2- And so am I. I know I’m not looking at this from the perspective of a first time 60s viewer, but don’t the Daleks usually just kill people who disobey them? Their gunsticks must be getting rusty from so many years without people to subjugate...

3- The Dalek City. Or the house that Davros built? Maybe on the ruins of the Kaled bunker - seen much later in Genesis of the Daleks?

4- I guess if there’s one thing the Daleks aren’t, they’re not sexist. They’re firmly committed to betraying and exterminating every non-Dalek equally.
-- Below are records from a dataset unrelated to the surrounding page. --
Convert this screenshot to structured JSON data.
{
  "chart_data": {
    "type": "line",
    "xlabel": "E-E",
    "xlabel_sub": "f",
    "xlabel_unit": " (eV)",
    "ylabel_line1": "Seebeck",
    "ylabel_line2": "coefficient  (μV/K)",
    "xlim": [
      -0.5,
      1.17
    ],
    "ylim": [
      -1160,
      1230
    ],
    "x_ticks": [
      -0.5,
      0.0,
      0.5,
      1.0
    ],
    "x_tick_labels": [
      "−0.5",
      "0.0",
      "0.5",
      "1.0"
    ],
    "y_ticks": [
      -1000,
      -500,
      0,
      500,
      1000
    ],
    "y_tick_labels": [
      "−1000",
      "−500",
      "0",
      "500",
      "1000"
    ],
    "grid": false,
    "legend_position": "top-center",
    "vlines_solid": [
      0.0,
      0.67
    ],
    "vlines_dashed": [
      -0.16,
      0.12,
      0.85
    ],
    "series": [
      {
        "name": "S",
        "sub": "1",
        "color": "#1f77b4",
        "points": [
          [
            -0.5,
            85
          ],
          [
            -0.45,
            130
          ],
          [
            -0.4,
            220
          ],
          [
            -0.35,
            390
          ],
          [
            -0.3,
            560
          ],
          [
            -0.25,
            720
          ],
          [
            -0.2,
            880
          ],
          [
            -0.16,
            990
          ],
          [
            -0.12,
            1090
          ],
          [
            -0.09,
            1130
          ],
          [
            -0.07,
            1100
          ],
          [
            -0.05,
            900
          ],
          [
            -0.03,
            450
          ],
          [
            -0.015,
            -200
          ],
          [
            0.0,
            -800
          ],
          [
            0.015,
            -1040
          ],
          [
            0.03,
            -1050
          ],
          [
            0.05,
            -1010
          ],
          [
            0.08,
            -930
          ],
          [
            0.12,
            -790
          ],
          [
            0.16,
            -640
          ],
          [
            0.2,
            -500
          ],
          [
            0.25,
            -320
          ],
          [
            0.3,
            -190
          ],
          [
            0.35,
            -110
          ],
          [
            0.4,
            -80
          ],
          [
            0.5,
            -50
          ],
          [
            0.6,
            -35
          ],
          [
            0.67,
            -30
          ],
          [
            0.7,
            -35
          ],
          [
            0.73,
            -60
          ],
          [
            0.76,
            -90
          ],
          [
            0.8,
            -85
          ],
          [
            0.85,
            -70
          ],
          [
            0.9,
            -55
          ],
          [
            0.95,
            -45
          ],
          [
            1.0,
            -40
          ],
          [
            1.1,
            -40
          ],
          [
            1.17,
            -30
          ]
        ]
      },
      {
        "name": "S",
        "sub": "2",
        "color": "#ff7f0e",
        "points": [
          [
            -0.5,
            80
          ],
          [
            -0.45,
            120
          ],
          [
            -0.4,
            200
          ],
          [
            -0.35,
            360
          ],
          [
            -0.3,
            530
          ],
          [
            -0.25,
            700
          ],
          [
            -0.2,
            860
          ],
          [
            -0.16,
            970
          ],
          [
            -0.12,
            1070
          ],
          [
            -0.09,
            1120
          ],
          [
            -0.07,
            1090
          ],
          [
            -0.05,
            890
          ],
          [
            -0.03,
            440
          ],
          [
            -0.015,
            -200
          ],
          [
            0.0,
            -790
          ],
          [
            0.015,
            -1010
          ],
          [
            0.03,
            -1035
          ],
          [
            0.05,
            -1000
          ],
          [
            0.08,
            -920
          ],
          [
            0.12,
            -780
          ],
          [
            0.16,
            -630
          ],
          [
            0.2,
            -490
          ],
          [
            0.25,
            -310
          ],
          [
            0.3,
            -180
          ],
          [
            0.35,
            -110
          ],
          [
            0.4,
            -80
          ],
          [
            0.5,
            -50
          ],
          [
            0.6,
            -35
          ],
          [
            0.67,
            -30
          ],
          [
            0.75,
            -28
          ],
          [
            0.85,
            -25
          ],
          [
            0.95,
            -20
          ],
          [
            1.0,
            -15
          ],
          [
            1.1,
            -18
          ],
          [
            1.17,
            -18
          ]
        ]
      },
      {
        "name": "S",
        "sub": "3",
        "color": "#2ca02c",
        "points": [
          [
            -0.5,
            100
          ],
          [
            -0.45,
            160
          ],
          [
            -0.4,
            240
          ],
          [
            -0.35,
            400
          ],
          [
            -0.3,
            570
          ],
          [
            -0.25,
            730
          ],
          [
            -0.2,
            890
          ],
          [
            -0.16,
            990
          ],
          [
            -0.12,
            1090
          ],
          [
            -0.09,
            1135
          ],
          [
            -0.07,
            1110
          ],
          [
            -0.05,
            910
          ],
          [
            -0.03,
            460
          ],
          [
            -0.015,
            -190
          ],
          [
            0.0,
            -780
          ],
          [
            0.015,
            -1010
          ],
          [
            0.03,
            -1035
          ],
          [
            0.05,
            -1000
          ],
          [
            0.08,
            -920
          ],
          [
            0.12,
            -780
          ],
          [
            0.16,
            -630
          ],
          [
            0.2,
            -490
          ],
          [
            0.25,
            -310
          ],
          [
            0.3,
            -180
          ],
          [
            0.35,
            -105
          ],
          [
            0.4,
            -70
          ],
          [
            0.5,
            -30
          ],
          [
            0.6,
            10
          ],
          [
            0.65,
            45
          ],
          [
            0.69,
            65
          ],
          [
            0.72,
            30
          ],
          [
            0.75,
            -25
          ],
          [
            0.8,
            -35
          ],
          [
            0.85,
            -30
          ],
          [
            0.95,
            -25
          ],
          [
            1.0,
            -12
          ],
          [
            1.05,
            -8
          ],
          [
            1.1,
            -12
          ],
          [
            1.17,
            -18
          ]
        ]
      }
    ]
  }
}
5- And at this early stage, how many civilizations, including Earth, would perish with him at the hands of – er, plungers of the Daleks? Oooh. Plungers of the Daleks. That’s not half bad title. Granted, not as good as Tea-Time of the Daleks. Which leads me to another point. If the Daleks are supposed to be the number one menace throughout universal history, shouldn’t the Doctor at least be familiar with them already? I mean, I know they haven’t developed stair drive yet… but….

6- After all, isn’t that wall supposed to shield the TARDIS crew from the dangers of space/time travel? You’d think it would be solid enough to be opaque. Who cares? Chalk it up to Time Lord technology, it’s still a cool image.

1 comment:

BkWurm1 said...

I always imagined that the Darleks became the scourge of the universe because of this first contact. They already had the twisted mentality, but their encounter with the Doctor pushed them past their planet.

I remember the scene where Susan is running through the stone forest and all those cut away shots really creeped me out as a kid.